Logen – der einerseits der Bad Boy in seinem Job ist mit seinem unglaublichen Körper, auf der anderen Seite der liebevolle Ersatzvater der sich liebevoll um ein Waisenkind kümmert. Bis eines Tages Chloe und Aiden vor seiner Tür stehen und alles durcheinander bringen. Logen ist ein Mensch der nicht gerne seine Gefühle nach außen hin zeigt und schon gar nicht für eine Frau. Ein Stück mag es an seiner Kindheit liegen die alles andere als einfach ist. Dann ist da noch Aiden der eine besseren Körper hat den er auch gerne möchte, koste es was es wolle. Logen tut alles um seine Wünsche zu erfüllen auch wenn er sich dabei in Gefahr bringt. Gerade dieses „ich bin nicht krank“ bei beiden wurde so schön umgesetzt.

Die Geschichte verlangt hier der Autorin eine Menge Feingefühl ab und sie hat uns bewiesen, dass sie es kann. Man merkt, dass sie sehr viel nachgelesen hat und die Infos hier eingeflossen sind. Mir gefällt das sich endlich mal einer daran wagt ein aktuelles Thema was ja trotzdem irgendwie in jeder Generation auftaucht, aber heute besonders aufgegriffen hat und in eine Geschichte gepackt hat. Themen wie Magersucht oder bei Männern das unterschätzte Adonis Syndrom, sowie Missbrauch in der Familie die es ja in vielen Formen gibt, Selbstliebe und Körperwahrnehmung, aber auch der Verlust auf einen Elternteil zu verzichten auslösen kann. Die Geschichte holte mich ziemlich schnell ab und es dauerte nicht lange bis das Buch mir sowas von unter die Haut ging. Es ist echt keine leichte Kost was man hier liest und am Ende war ich mehr als sprachlos.

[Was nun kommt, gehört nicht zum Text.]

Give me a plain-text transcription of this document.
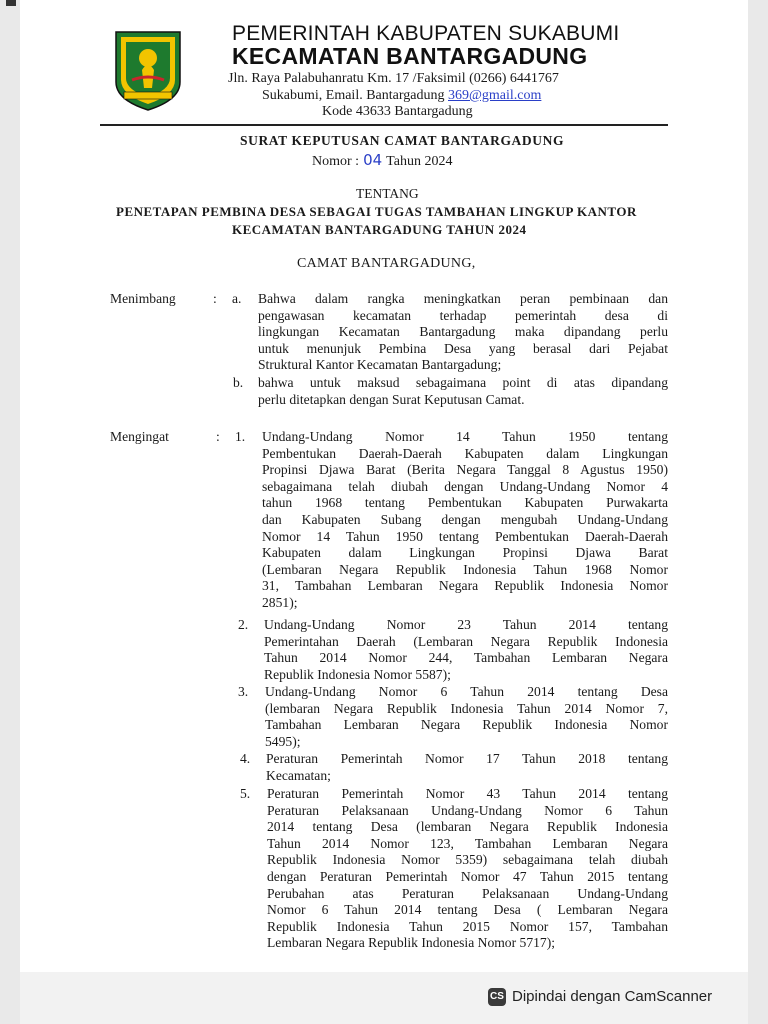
PEMERINTAH KABUPATEN SUKABUMI
KECAMATAN BANTARGADUNG
Jln. Raya Palabuhanratu Km. 17 /Faksimil (0266) 6441767
Sukabumi, Email. Bantargadung 369@gmail.com
Kode 43633 Bantargadung
SURAT KEPUTUSAN CAMAT BANTARGADUNG
Nomor : 04 Tahun 2024
TENTANG
PENETAPAN PEMBINA DESA SEBAGAI TUGAS TAMBAHAN LINGKUP KANTOR
KECAMATAN BANTARGADUNG TAHUN 2024
CAMAT BANTARGADUNG,
Menimbang	: a. Bahwa dalam rangka meningkatkan peran pembinaan dan
pengawasan kecamatan terhadap pemerintah desa di
lingkungan Kecamatan Bantargadung maka dipandang perlu
untuk menunjuk Pembina Desa yang berasal dari Pejabat
Struktural Kantor Kecamatan Bantargadung;
b. bahwa untuk maksud sebagaimana point di atas dipandang
perlu ditetapkan dengan Surat Keputusan Camat.
Mengingat	: 1. Undang-Undang Nomor 14 Tahun 1950 tentang
Pembentukan Daerah-Daerah Kabupaten dalam Lingkungan
Propinsi Djawa Barat (Berita Negara Tanggal 8 Agustus 1950)
sebagaimana telah diubah dengan Undang-Undang Nomor 4
tahun 1968 tentang Pembentukan Kabupaten Purwakarta
dan Kabupaten Subang dengan mengubah Undang-Undang
Nomor 14 Tahun 1950 tentang Pembentukan Daerah-Daerah
Kabupaten dalam Lingkungan Propinsi Djawa Barat
(Lembaran Negara Republik Indonesia Tahun 1968 Nomor
31, Tambahan Lembaran Negara Republik Indonesia Nomor
2851);
2. Undang-Undang Nomor 23 Tahun 2014 tentang
Pemerintahan Daerah (Lembaran Negara Republik Indonesia
Tahun 2014 Nomor 244, Tambahan Lembaran Negara
Republik Indonesia Nomor 5587);
3. Undang-Undang Nomor 6 Tahun 2014 tentang Desa
(lembaran Negara Republik Indonesia Tahun 2014 Nomor 7,
Tambahan Lembaran Negara Republik Indonesia Nomor
5495);
4. Peraturan Pemerintah Nomor 17 Tahun 2018 tentang
Kecamatan;
5. Peraturan Pemerintah Nomor 43 Tahun 2014 tentang
Peraturan Pelaksanaan Undang-Undang Nomor 6 Tahun
2014 tentang Desa (lembaran Negara Republik Indonesia
Tahun 2014 Nomor 123, Tambahan Lembaran Negara
Republik Indonesia Nomor 5359) sebagaimana telah diubah
dengan Peraturan Pemerintah Nomor 47 Tahun 2015 tentang
Perubahan atas Peraturan Pelaksanaan Undang-Undang
Nomor 6 Tahun 2014 tentang Desa ( Lembaran Negara
Republik Indonesia Tahun 2015 Nomor 157, Tambahan
Lembaran Negara Republik Indonesia Nomor 5717);
CS Dipindai dengan CamScanner
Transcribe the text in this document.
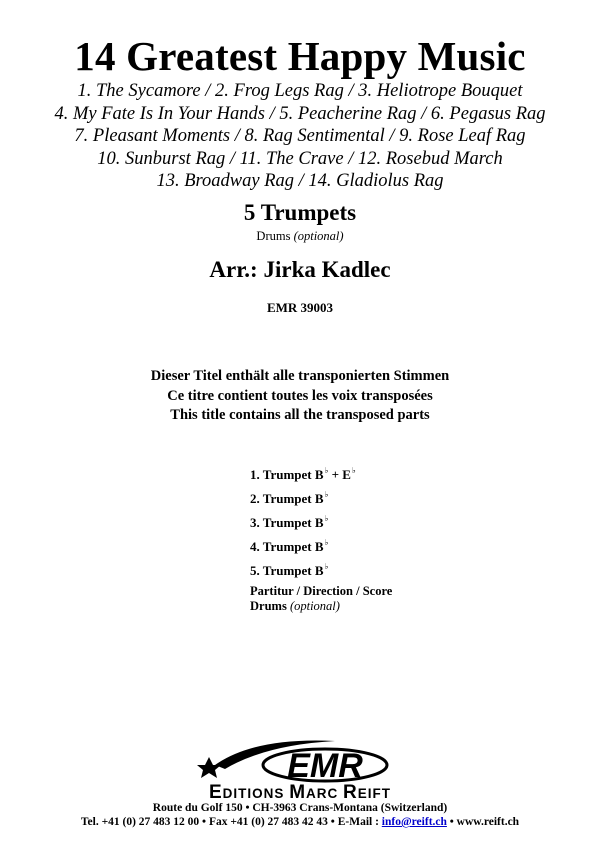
14 Greatest Happy Music
1. The Sycamore / 2. Frog Legs Rag / 3. Heliotrope Bouquet
4. My Fate Is In Your Hands / 5. Peacherine Rag / 6. Pegasus Rag
7. Pleasant Moments / 8. Rag Sentimental / 9. Rose Leaf Rag
10. Sunburst Rag / 11. The Crave / 12. Rosebud March
13. Broadway Rag / 14. Gladiolus Rag
5 Trumpets
Drums (optional)
Arr.: Jirka Kadlec
EMR 39003
Dieser Titel enthält alle transponierten Stimmen
Ce titre contient toutes les voix transposées
This title contains all the transposed parts
1. Trumpet B♭ + E♭
2. Trumpet B♭
3. Trumpet B♭
4. Trumpet B♭
5. Trumpet B♭
Partitur / Direction / Score
Drums (optional)
EMR
EDITIONS MARC REIFT
Route du Golf 150 • CH-3963 Crans-Montana (Switzerland)
Tel. +41 (0) 27 483 12 00 • Fax +41 (0) 27 483 42 43 • E-Mail : info@reift.ch • www.reift.ch
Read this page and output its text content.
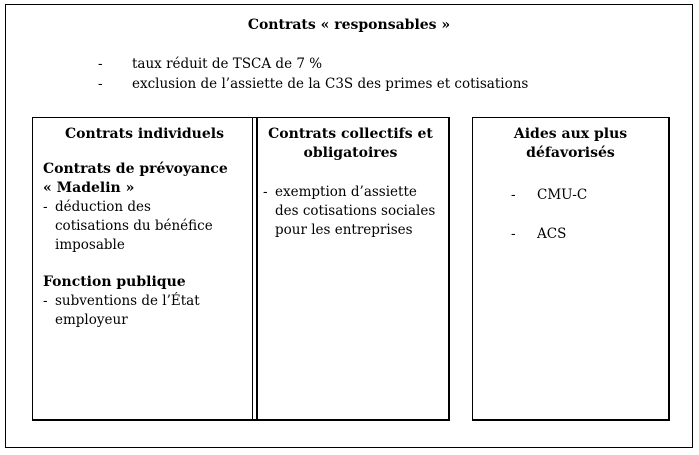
Contrats « responsables »
- taux réduit de TSCA de 7 %
- exclusion de l’assiette de la C3S des primes et cotisations
Contrats individuels
Contrats de prévoyance
« Madelin »
- déduction des
cotisations du bénéfice
imposable
Fonction publique
- subventions de l’État
employeur
Contrats collectifs et
obligatoires
- exemption d’assiette
des cotisations sociales
pour les entreprises
Aides aux plus
défavorisés
- CMU-C
- ACS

Ich war zum einen sehr überrascht weil ich doch etwas leichteres erwartet habe, aber auch weil es so sehr real war. Die Emotionen sind sehr gut transportiert worden und es hängt am Ende eine echt große Botschaft daran. Ich war einfach nur sprachlos und das Gefühl ist bis jetzt geblieben.

Eine unglaubliche Geschichte über Magersucht und das Adonissyndrom die sowas von unter die Haut geht und mich sprachlos zurückgelassen hat. Die Autorin hat mit dem nötigen Feingefühl eine sehr realistische Geschichte geschaffen, aber Vorsicht es ist keine leichte Kost. Mich konnte sie aber dennoch mehr als überzeugen, daher kann ich hier nicht nur eine Leseempfehlung aussprechen, sondern es ist ein Buch was man unbedingt mal lesen muss.